Sorry if the text above is a bit incoherent, I wrote it as I came across the code. It might be better discussing this in our new Gitter.
TL;DR: the culprit seems to be encoding arguments in cp1252 and decoding them in utf-8.
What happens if you
cdto the folder and use relative import?beet import -A .
Import succeeds then.
Sorry, the command beet -vv import -A "E:\CUETools\Motörhead" in my issue was missing ¨ because I was experimenting if I can pass the command without the diaeresis and copied a wrong line.
I don't think the quotes make any difference
Wow! Very nice work investigating this, @jackwilsdon. It seems like we need to somehow remember that, on Windows, we either (a) need to preserve the Unicode command-line arguments as-is, or (b) re-decode them later using the argument encoding to recover the original filename.
Doing this in a cross-platform way is absolutely crazy-making! I'm really not sure what a clean solution is, but it will need a lot of platform-specific special cases…

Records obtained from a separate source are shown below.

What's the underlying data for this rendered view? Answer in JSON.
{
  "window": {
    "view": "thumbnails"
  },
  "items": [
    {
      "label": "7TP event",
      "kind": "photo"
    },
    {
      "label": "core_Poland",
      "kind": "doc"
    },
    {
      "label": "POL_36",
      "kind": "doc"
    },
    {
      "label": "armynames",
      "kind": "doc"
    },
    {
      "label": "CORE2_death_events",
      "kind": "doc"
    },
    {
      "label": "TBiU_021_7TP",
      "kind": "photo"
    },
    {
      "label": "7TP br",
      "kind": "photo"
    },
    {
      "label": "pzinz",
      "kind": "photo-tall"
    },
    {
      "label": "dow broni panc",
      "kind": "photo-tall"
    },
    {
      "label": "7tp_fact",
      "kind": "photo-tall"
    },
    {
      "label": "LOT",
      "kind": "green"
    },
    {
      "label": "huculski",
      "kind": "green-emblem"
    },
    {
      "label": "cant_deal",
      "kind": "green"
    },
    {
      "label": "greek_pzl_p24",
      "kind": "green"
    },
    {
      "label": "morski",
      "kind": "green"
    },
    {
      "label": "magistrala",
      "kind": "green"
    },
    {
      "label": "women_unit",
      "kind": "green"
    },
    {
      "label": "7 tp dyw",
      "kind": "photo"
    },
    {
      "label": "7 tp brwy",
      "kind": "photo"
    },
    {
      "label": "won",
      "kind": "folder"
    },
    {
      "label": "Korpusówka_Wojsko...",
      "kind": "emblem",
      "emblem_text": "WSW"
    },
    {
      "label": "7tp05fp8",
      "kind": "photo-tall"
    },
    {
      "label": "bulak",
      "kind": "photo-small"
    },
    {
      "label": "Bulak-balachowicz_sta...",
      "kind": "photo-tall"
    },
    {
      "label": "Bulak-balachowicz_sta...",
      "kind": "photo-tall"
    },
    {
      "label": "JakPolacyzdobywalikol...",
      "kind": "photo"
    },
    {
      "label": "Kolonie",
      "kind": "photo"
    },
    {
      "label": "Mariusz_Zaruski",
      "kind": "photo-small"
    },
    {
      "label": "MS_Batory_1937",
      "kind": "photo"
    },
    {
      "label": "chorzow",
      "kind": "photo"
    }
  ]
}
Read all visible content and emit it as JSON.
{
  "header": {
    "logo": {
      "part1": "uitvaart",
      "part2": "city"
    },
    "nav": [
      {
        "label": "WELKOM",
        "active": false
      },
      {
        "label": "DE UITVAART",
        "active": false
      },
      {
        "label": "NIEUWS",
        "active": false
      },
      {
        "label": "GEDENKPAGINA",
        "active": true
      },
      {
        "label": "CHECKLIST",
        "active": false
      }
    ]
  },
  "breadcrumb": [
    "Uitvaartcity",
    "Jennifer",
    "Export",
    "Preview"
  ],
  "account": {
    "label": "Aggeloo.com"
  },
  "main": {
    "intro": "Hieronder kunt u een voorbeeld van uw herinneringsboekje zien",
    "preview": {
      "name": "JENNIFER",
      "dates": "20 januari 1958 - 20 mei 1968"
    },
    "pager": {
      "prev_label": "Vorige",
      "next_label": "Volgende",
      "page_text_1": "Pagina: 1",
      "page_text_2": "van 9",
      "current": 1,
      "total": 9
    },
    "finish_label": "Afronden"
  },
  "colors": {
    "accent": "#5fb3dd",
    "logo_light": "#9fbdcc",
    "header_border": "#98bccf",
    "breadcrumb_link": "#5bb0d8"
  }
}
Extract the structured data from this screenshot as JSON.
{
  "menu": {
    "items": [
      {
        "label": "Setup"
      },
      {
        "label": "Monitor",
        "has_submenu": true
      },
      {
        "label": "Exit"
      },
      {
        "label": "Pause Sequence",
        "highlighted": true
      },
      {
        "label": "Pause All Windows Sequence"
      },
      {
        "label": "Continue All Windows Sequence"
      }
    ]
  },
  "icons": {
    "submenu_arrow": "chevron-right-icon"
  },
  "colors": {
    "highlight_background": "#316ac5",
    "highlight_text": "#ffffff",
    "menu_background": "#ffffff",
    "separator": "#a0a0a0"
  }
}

I sent this in Gitter but I thought it's worth putting here too and fleshing out a bit:
What are your thoughts on somewhat "abstracting" I/O such that we use unicode internally within beets and delegate to some other layer to handle converting to the system native encoding? As initial phase we could have some form of "Filesystem" layer which handles all of this, expand into a layer which handles arguments passed into the process too.
I'm not sure to what extent we currently use unicode strings vs. platform native strings within beets, but I think it would greatly simplify logic if we could move all of the encoding handling elsewhere and keep the core of beets working in just unicode.
A smart abstraction (something like pathlib) might be really nice! However, there is a downside to representing all paths as Unicode—namely, that paths on Unix are not guaranteed to follow any particular Unicode encoding and in practice often do not. (I followed up on Gitter—still trying to get used to it! :smiley:)
Is this still relevant? If so, what is blocking it? Is there anything you can do to help move it forward?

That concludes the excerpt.